The Ebony Colored Club



Title: The Ebony Colored Club, Composed By: Harry D. Kerr, Published By: M. Witmark & Sons, Location: New York, Year: 1901

Harry David Kerr (8 October 1880 Santa Rosa, California – 21 May 1957 Los Angeles) was an American songwriter, lyricist, author, and lawyer. Kerr became active in music at age 15 (1895). The practice of law had been his prime avocation until 1920, when he decided to focus on songwriting. But he still continued to use his legal training in music. In 1922, while living in New York City, Kerr prepared the incorporation documents for the American Society of Composers, Authors and Publishers (ASCAP), of which he had become one of 90 charter members at its founding in 1914.

 Copyright Activist

From February 1900 to 1903, he had studied law in the law office of George H. Cobb of Watertown, New York. In May 1905, Kerr received an LL.B. from Albany Law School.

Beginning in 1907 as a young lawyer, Kerr worked for about 18 months with a coalition in Washington, D.C., for the passage of the Copyright Act of 1909, which secured the rights of composers to charge royalties on the sales of sound recordings. While lobbying for it, Kerr was associated with the New York City law firm Dougherty, Olcott & Tenney.

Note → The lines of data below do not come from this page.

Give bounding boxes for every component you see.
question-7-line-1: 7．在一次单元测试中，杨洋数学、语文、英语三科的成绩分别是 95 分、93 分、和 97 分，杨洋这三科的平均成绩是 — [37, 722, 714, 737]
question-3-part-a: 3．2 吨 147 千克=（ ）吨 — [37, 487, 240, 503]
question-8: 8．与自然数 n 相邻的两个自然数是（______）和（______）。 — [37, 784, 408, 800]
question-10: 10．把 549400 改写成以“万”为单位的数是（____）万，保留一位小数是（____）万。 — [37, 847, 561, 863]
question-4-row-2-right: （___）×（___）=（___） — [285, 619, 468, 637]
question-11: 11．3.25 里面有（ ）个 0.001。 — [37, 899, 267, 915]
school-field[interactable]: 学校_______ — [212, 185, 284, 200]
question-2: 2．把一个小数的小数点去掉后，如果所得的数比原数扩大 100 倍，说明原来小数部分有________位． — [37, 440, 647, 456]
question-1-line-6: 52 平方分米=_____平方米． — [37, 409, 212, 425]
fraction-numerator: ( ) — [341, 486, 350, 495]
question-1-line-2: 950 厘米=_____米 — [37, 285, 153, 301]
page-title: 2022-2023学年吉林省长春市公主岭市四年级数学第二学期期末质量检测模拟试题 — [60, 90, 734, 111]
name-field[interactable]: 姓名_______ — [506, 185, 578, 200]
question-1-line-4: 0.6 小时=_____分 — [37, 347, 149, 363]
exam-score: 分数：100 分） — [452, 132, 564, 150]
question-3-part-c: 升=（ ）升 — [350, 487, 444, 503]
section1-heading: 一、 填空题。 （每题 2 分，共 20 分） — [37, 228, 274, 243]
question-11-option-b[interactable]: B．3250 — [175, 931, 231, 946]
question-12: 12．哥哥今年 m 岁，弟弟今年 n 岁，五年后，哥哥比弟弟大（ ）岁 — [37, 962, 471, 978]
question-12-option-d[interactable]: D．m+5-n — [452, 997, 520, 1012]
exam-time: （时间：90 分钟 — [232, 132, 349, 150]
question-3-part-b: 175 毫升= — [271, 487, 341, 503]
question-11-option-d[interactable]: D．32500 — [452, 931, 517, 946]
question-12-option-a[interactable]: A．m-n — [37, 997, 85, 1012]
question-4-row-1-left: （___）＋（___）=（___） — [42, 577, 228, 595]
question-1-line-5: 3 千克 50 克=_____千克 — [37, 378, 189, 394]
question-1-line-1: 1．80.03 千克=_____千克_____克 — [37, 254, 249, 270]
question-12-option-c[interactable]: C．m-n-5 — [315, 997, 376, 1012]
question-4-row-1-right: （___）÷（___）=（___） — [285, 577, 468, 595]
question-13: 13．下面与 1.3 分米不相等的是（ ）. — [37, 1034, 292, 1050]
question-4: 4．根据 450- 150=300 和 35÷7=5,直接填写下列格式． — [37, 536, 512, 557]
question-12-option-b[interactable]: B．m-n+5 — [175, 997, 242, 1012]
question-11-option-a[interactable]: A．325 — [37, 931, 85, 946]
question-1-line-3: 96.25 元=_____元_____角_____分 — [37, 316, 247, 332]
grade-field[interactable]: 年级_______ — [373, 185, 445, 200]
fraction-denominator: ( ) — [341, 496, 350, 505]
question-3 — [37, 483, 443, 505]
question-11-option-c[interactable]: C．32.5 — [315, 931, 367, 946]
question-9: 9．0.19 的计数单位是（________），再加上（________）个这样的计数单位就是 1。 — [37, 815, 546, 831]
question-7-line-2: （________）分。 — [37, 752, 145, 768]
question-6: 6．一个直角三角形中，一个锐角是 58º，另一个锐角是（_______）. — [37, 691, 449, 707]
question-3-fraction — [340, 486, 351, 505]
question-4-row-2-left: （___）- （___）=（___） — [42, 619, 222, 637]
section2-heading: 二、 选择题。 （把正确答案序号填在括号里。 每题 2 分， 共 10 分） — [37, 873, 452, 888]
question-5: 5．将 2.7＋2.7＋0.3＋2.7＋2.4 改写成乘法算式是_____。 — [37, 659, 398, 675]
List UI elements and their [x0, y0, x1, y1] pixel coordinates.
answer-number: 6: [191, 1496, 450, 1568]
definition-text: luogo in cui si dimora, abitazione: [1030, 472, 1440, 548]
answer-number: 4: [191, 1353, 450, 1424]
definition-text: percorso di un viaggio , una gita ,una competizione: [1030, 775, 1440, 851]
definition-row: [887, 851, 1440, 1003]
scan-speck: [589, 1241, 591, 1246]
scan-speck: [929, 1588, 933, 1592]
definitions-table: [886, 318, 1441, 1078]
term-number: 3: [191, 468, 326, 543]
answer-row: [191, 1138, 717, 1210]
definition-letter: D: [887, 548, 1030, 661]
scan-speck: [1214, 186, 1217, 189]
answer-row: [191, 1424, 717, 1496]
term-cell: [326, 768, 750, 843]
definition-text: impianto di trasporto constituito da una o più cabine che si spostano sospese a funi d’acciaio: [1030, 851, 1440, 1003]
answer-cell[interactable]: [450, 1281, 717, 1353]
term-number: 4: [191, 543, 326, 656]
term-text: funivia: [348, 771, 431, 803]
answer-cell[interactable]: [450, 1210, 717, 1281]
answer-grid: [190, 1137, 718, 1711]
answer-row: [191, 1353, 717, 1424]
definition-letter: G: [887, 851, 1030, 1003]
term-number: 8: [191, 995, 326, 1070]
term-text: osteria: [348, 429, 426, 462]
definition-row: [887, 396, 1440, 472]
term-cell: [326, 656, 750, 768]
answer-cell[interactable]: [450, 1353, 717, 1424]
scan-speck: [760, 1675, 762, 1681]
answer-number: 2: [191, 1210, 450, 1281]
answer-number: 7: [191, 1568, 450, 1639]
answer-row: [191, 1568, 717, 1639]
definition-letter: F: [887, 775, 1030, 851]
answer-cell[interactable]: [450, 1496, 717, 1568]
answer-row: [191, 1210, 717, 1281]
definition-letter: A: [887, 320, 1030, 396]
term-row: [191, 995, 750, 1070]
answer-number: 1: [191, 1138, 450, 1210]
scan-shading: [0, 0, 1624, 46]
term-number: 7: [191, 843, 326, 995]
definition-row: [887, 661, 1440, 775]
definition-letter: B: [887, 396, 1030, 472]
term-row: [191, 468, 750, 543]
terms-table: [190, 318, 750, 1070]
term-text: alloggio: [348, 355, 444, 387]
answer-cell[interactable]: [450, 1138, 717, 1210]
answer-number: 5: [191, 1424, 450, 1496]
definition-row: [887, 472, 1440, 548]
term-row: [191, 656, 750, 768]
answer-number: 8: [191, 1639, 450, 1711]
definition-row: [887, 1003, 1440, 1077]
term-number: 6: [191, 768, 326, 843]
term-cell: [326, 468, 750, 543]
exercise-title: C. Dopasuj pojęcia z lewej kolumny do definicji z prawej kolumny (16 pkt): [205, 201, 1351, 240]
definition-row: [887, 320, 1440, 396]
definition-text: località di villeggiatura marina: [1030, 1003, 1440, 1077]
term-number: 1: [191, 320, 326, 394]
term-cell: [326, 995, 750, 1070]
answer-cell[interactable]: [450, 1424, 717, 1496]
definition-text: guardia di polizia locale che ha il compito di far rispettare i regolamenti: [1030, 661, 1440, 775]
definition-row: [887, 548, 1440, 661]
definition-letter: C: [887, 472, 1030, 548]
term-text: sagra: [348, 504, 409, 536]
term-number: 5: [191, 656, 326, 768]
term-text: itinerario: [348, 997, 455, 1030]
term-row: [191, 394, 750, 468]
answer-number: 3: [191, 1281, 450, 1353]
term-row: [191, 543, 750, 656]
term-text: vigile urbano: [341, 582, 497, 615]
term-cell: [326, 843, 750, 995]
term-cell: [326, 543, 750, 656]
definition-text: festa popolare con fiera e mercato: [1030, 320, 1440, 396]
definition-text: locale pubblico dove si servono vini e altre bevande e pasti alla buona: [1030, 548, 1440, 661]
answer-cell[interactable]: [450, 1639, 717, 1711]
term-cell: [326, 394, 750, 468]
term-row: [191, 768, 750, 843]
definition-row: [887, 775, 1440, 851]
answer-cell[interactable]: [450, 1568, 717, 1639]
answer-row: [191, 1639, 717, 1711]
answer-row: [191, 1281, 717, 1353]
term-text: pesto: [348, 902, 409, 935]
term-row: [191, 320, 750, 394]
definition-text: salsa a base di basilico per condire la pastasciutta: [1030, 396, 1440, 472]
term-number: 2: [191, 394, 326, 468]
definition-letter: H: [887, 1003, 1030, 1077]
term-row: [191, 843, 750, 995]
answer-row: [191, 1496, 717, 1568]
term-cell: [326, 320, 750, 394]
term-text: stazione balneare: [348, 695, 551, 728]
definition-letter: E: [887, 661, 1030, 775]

The U.S. Congregational Committee on Copyrights began hearings Mary 26–28, 1908, at the Library of Congress, to vet the concerns and proposals of authors and managers. Constituent groups giving testimony were the (i) National Association of Theatrical Managers, (ii) the Allied Copyright Committee, and (iii) the White Rats, an author advocacy group of which Kerr was a member.

In 1909, Kerr also wrote the lyrics to “Get on a Raft with Taft,” President William H. Taft’s campaign song — a particularly memorable concept given that Taft weighed 300 lbs. Taft signed the Copyright Act into law.

Witmark & Sons was a leading publisher of sheet music for the United States “Tin Pan Alley” music industry.

The firm of Marcus Witmark & Sons was established in New York City in 1886. The father, Marcus Witmark, was the legal head of the company; but from the beginning it was run by his sons Isidore, Julius, and Jay, who were under legal age when the company started (ranging in age from 17 to 14 years old). They started out publishing their own compositions. They were adept at plugging songs, and within a few years were publishing the works of such composers as Victor Herbert, George M. Cohan, Ben Harney and John Walter Bratton.

Witmark originated the practice of giving free “professional copies” of their new music to famous and established singers and bands, which proved so successful an advertising method that it was copied by the rest of the music publishers.